Colossal has revealed plans to bring back the Tasmanian tiger in 2022 and the dodo in 2023, with their longest-running project being the mammoth.

Editor's P/S:

The ambitious project to revive the woolly mammoth is a testament to the advancements in genetic engineering. While the challenges are numerous, the potential benefits, such as restoring the Arctic tundra ecosystem, are significant. However, ethical concerns about using endangered animals as surrogates and the long timeline involved raise questions about the feasibility of such endeavors.

The success of Colossal Biosciences in reprogramming elephant cells into an embryonic state is a major milestone, but the ultimate goal of creating a cold-resistant mammoth hybrid remains a distant dream.

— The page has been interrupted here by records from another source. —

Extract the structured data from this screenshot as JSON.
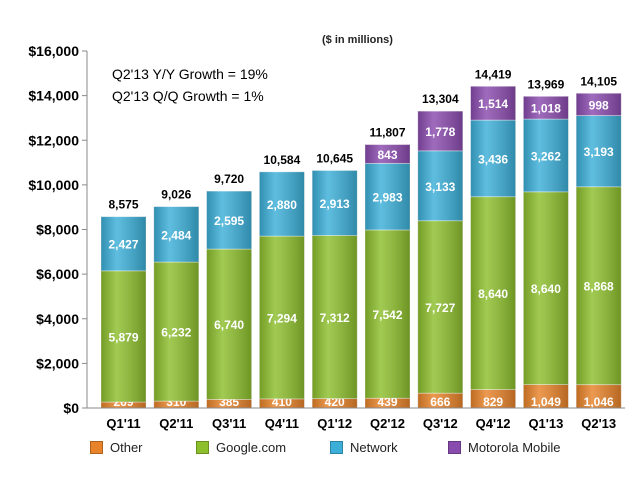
{
  "chart_data": {
    "type": "bar",
    "stacked": true,
    "subtitle": "($ in millions)",
    "notes": [
      "Q2'13 Y/Y Growth = 19%",
      "Q2'13 Q/Q Growth = 1%"
    ],
    "categories": [
      "Q1'11",
      "Q2'11",
      "Q3'11",
      "Q4'11",
      "Q1'12",
      "Q2'12",
      "Q3'12",
      "Q4'12",
      "Q1'13",
      "Q2'13"
    ],
    "series": [
      {
        "name": "Other",
        "color": "#E8832A",
        "values": [
          269,
          310,
          385,
          410,
          420,
          439,
          666,
          829,
          1049,
          1046
        ],
        "labels": [
          "269",
          "310",
          "385",
          "410",
          "420",
          "439",
          "666",
          "829",
          "1,049",
          "1,046"
        ]
      },
      {
        "name": "Google.com",
        "color": "#8DBF2D",
        "values": [
          5879,
          6232,
          6740,
          7294,
          7312,
          7542,
          7727,
          8640,
          8640,
          8868
        ],
        "labels": [
          "5,879",
          "6,232",
          "6,740",
          "7,294",
          "7,312",
          "7,542",
          "7,727",
          "8,640",
          "8,640",
          "8,868"
        ]
      },
      {
        "name": "Network",
        "color": "#3CAFD8",
        "values": [
          2427,
          2484,
          2595,
          2880,
          2913,
          2983,
          3133,
          3436,
          3262,
          3193
        ],
        "labels": [
          "2,427",
          "2,484",
          "2,595",
          "2,880",
          "2,913",
          "2,983",
          "3,133",
          "3,436",
          "3,262",
          "3,193"
        ]
      },
      {
        "name": "Motorola Mobile",
        "color": "#8A4BAE",
        "values": [
          0,
          0,
          0,
          0,
          0,
          843,
          1778,
          1514,
          1018,
          998
        ],
        "labels": [
          "",
          "",
          "",
          "",
          "",
          "843",
          "1,778",
          "1,514",
          "1,018",
          "998"
        ]
      }
    ],
    "totals": [
      "8,575",
      "9,026",
      "9,720",
      "10,584",
      "10,645",
      "11,807",
      "13,304",
      "14,419",
      "13,969",
      "14,105"
    ],
    "yticks": [
      "$0",
      "$2,000",
      "$4,000",
      "$6,000",
      "$8,000",
      "$10,000",
      "$12,000",
      "$14,000",
      "$16,000"
    ],
    "ylim": [
      0,
      16000
    ],
    "grid": false,
    "legend_position": "bottom"
  }
}
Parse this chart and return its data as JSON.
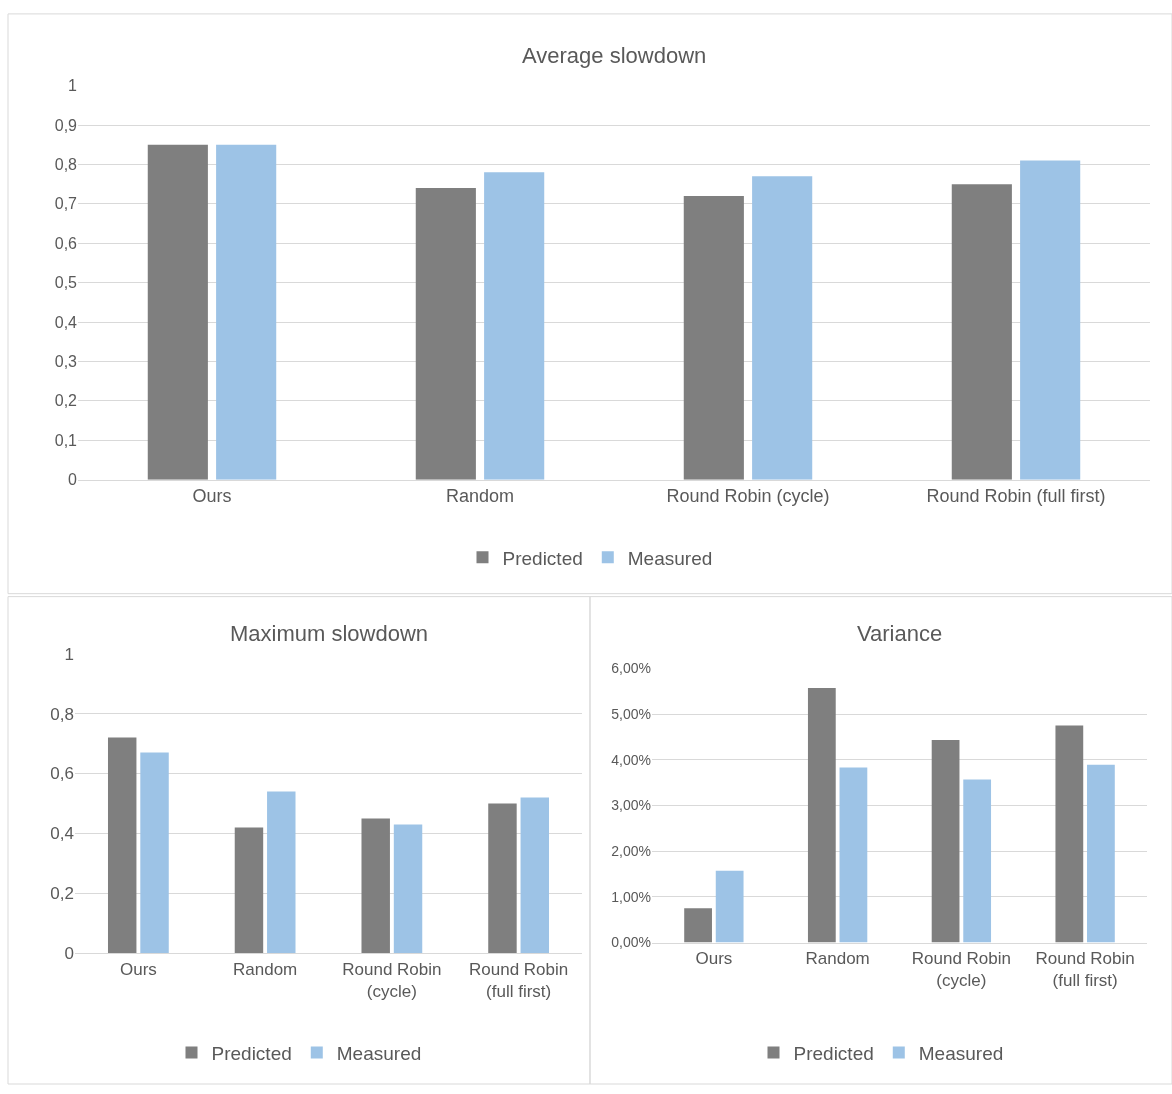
{
  "chart_data": [
    {
      "type": "bar",
      "title": "Average slowdown",
      "categories": [
        "Ours",
        "Random",
        "Round Robin (cycle)",
        "Round Robin (full first)"
      ],
      "series": [
        {
          "name": "Predicted",
          "color": "#7f7f7f",
          "values": [
            0.85,
            0.74,
            0.72,
            0.75
          ]
        },
        {
          "name": "Measured",
          "color": "#9dc3e6",
          "values": [
            0.85,
            0.78,
            0.77,
            0.81
          ]
        }
      ],
      "ylim": [
        0,
        1
      ],
      "yticks": [
        0,
        {
          "value": 0.1,
          "label": "0,1"
        },
        {
          "value": 0.2,
          "label": "0,2"
        },
        {
          "value": 0.3,
          "label": "0,3"
        },
        {
          "value": 0.4,
          "label": "0,4"
        },
        {
          "value": 0.5,
          "label": "0,5"
        },
        {
          "value": 0.6,
          "label": "0,6"
        },
        {
          "value": 0.7,
          "label": "0,7"
        },
        {
          "value": 0.8,
          "label": "0,8"
        },
        {
          "value": 0.9,
          "label": "0,9"
        },
        1
      ],
      "grid": "y",
      "legend": "bottom"
    },
    {
      "type": "bar",
      "title": "Maximum slowdown",
      "categories": [
        "Ours",
        "Random",
        "Round Robin (cycle)",
        "Round Robin (full first)"
      ],
      "series": [
        {
          "name": "Predicted",
          "color": "#7f7f7f",
          "values": [
            0.72,
            0.42,
            0.45,
            0.5
          ]
        },
        {
          "name": "Measured",
          "color": "#9dc3e6",
          "values": [
            0.67,
            0.54,
            0.43,
            0.52
          ]
        }
      ],
      "ylim": [
        0,
        1
      ],
      "yticks": [
        0,
        {
          "value": 0.2,
          "label": "0,2"
        },
        {
          "value": 0.4,
          "label": "0,4"
        },
        {
          "value": 0.6,
          "label": "0,6"
        },
        {
          "value": 0.8,
          "label": "0,8"
        },
        1
      ],
      "grid": "y",
      "legend": "bottom"
    },
    {
      "type": "bar",
      "title": "Variance",
      "categories": [
        "Ours",
        "Random",
        "Round Robin (cycle)",
        "Round Robin (full first)"
      ],
      "series": [
        {
          "name": "Predicted",
          "color": "#7f7f7f",
          "values": [
            0.75,
            5.57,
            4.43,
            4.75
          ]
        },
        {
          "name": "Measured",
          "color": "#9dc3e6",
          "values": [
            1.57,
            3.83,
            3.57,
            3.89
          ]
        }
      ],
      "ylim": [
        0,
        6
      ],
      "yticks": [
        {
          "value": 0,
          "label": "0,00%"
        },
        {
          "value": 1,
          "label": "1,00%"
        },
        {
          "value": 2,
          "label": "2,00%"
        },
        {
          "value": 3,
          "label": "3,00%"
        },
        {
          "value": 4,
          "label": "4,00%"
        },
        {
          "value": 5,
          "label": "5,00%"
        },
        {
          "value": 6,
          "label": "6,00%"
        }
      ],
      "grid": "y",
      "legend": "bottom"
    }
  ]
}
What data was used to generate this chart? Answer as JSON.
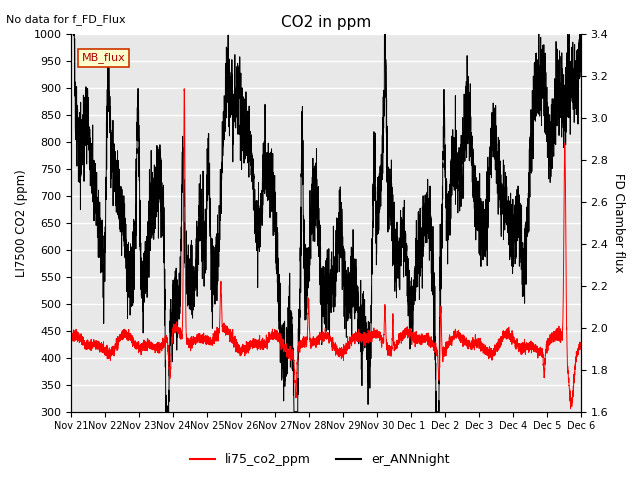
{
  "title": "CO2 in ppm",
  "top_left_text": "No data for f_FD_Flux",
  "ylabel_left": "LI7500 CO2 (ppm)",
  "ylabel_right": "FD Chamber flux",
  "ylim_left": [
    300,
    1000
  ],
  "ylim_right": [
    1.6,
    3.4
  ],
  "xtick_labels": [
    "Nov 21",
    "Nov 22",
    "Nov 23",
    "Nov 24",
    "Nov 25",
    "Nov 26",
    "Nov 27",
    "Nov 28",
    "Nov 29",
    "Nov 30",
    "Dec 1",
    "Dec 2",
    "Dec 3",
    "Dec 4",
    "Dec 5",
    "Dec 6"
  ],
  "yticks_left": [
    300,
    350,
    400,
    450,
    500,
    550,
    600,
    650,
    700,
    750,
    800,
    850,
    900,
    950,
    1000
  ],
  "yticks_right": [
    1.6,
    1.8,
    2.0,
    2.2,
    2.4,
    2.6,
    2.8,
    3.0,
    3.2,
    3.4
  ],
  "legend_labels": [
    "li75_co2_ppm",
    "er_ANNnight"
  ],
  "mb_flux_box_color": "#ffffcc",
  "mb_flux_box_edge": "#cc3300",
  "background_color": "#e8e8e8",
  "grid_color": "white",
  "line_color_red": "red",
  "line_color_black": "black",
  "figsize": [
    6.4,
    4.8
  ],
  "dpi": 100,
  "n_points": 5000,
  "random_seed": 7
}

The team's focus on developing a tuskless mammoth to prevent poaching is commendable, but it remains to be seen whether the genetic modifications necessary will have unintended consequences. northern grasslands, helping to prevent permafrost from melting. The project highlights the potential of genetic engineering to address environmental issues and restore lost species, while also raising important questions about the ethical implications of such advancements.